I am so sick of hearing that she was asking for it. Or that she wasn't raped because of her reputation. If s(he) says she was raped than she was raped!
And it makes me even more sick that if someone is a celebrity, that they can do no wrong, or she was lying.
Or in the church, people from "good" families do bad things. And it's not the victims fault. It's the rapist. The only one to blame is the rapist. Put the blame where it belongs.
Thanks to rape culture and all that other trash, I have days of still believing that I asked for it, that I somehow wanted it, or maybe if I had done something different it wouldn't have happened. Truth is, my rapist wanted what he wanted and he would have done anything to get it.
I was raped 6 years ago by someone I thought I could trust.
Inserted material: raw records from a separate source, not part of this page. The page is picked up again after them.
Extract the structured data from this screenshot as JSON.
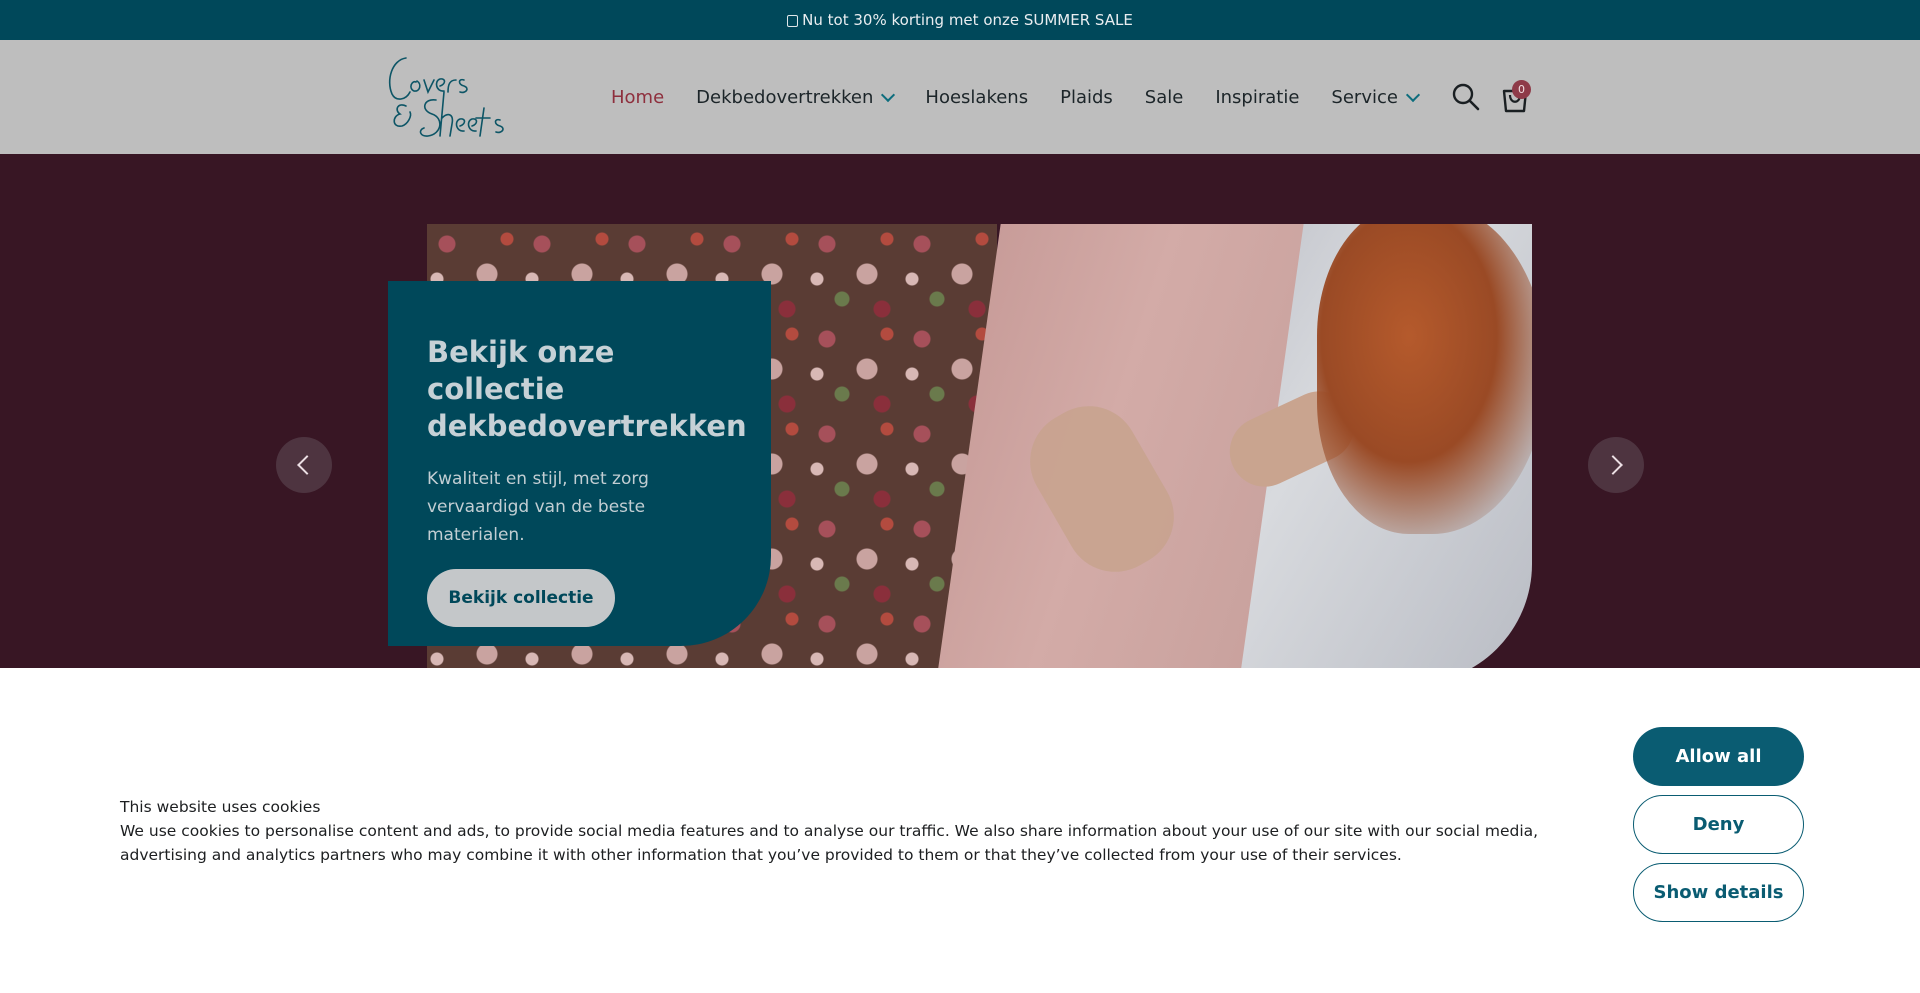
{
  "announcement": {
    "text": "Nu tot 30% korting met onze SUMMER SALE",
    "icon": "bag-icon"
  },
  "header": {
    "logo_text": "Covers & Sheets",
    "nav": [
      {
        "label": "Home",
        "active": true
      },
      {
        "label": "Dekbedovertrekken",
        "dropdown": true
      },
      {
        "label": "Hoeslakens"
      },
      {
        "label": "Plaids"
      },
      {
        "label": "Sale"
      },
      {
        "label": "Inspiratie"
      },
      {
        "label": "Service",
        "dropdown": true
      }
    ],
    "cart_count": "0"
  },
  "hero": {
    "title": "Bekijk onze collectie dekbedovertrekken",
    "subtitle": "Kwaliteit en stijl, met zorg vervaardigd van de beste materialen.",
    "cta": "Bekijk collectie"
  },
  "cookie": {
    "title": "This website uses cookies",
    "body": "We use cookies to personalise content and ads, to provide social media features and to analyse our traffic. We also share information about your use of our site with our social media, advertising and analytics partners who may combine it with other information that you’ve provided to them or that they’ve collected from your use of their services.",
    "allow": "Allow all",
    "deny": "Deny",
    "details": "Show details"
  },
  "colors": {
    "brand": "#00485a",
    "hero_bg": "#381624",
    "accent": "#8e2f3d",
    "header_bg": "#bebebe"
  }
}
I've only been healing from my experience for about two years now.
It's something I'll never get over entirely. may heal, but it may never fully goes away. He took so much from me. My ability to feel safe and to trust people. It makes me feel dirty and that what is supposed to be pure and special someone never will be and that some how maybe if I had done something different it wouldn't have happened.
I'm in the process of learning to forgive myself and find healthy ways of living myself and putting this in the past once and for all.
I'm blessed to have my Lord, Jesus Christ and some dear dear friends to help me through this journey. I'm not where I need to be, but I'm not where I was.